A conti fatti la tesi per cui il nucleare svincolerebbe le economie occidentali da certi fattori di rischio geopolitici non è così convincente

Il nucleare civile è tornato prepotentemente alla ribalta per due aspetti: il primo – decisamente angosciante – riguarda l’eventualità che, in caso di guerra, una centrale nucleare possa essere bombardata, come si teme da settimane per l’impianto nucleare ucraino di Zaporizhzhia. Il secondo aspetto tocca da vicino il tema del Green new deal e quello dell'”indipendenza energetica”. Entrambi gli aspetti presentano elementi di criticità che vale la pena di mettere in luce.

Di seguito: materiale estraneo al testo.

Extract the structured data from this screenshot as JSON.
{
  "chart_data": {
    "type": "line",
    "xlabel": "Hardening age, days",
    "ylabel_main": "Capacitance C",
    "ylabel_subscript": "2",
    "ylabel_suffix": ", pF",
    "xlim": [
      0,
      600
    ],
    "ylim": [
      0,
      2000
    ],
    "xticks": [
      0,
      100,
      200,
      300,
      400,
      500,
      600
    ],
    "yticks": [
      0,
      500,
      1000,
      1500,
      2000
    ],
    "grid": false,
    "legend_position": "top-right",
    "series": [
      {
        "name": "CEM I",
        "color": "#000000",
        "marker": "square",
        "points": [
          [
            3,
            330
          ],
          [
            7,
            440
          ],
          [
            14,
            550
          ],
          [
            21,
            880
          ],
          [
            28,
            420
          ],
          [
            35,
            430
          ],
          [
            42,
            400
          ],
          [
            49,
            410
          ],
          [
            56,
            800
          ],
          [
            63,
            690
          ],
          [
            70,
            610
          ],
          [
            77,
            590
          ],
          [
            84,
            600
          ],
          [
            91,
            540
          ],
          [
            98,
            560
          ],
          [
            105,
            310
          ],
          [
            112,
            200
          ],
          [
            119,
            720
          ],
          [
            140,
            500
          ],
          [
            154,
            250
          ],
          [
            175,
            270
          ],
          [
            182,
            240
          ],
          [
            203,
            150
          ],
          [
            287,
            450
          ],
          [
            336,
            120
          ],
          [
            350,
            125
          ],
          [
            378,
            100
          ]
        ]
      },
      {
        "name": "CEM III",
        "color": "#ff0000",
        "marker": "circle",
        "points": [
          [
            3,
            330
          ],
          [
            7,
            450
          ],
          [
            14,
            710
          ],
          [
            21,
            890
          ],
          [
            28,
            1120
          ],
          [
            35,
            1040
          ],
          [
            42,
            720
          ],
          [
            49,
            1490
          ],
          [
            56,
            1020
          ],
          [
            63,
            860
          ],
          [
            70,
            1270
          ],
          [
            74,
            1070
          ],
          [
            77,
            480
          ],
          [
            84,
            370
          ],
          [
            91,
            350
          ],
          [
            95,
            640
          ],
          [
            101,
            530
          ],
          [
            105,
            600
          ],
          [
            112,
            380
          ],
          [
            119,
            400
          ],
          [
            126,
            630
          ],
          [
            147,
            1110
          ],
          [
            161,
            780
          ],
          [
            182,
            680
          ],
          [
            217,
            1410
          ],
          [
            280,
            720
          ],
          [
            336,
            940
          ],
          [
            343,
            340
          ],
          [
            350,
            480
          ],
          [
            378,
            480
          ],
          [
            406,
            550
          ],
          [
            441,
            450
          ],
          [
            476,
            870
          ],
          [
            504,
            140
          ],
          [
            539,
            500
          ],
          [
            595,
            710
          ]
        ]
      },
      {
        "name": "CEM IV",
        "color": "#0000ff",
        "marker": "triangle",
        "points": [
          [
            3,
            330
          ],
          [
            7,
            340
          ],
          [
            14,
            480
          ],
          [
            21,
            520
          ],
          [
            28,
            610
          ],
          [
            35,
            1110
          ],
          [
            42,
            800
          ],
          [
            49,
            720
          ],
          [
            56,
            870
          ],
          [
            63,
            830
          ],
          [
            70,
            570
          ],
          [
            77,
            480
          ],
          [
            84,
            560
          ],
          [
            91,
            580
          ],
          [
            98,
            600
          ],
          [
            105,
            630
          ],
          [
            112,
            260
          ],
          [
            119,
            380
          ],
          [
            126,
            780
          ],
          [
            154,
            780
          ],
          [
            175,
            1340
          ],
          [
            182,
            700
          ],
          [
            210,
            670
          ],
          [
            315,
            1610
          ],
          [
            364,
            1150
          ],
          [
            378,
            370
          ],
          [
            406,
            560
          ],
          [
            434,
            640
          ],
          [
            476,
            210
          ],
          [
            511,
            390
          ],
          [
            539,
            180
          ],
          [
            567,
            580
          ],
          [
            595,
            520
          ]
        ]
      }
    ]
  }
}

Si può bombardare una centrale nucleare? La risposta a questo semplice ma fondamentale interrogativo è che, secondo le vigenti regole internazionali, non esiste il divieto assoluto di bombardare una centrale nucleare. Il documento a cui fare riferimento risale al 1977 (primo protocollo aggiuntivo della convenzione di Ginevra del 1949) che, all’art. 56, primo comma, stabilisce: «Le centrali elettriche nucleari, non possono essere oggetto di attacco, anche se tali impianti sono obiettivi militari, se tale attacco può causare il rilascio di sostanze pericolose e conseguenti gravi perdite tra la popolazione civile. Parimenti, gli obiettivi militari che si trovano nelle vicinanze di tali impianti, non devono essere attaccati se ciò può causare rilascio di sostanze pericolose e conseguenti gravi perdite tra la popolazione civile». Ma subito dopo, secondo comma dell’art. 56, è scritto che tale imposizione viene meno se «la centrale nucleare fornisce energia elettrica in modo regolare e diretto alle operazioni militari e se l’attacco alla centrale è l’unico modo per porre fine a queste operazioni».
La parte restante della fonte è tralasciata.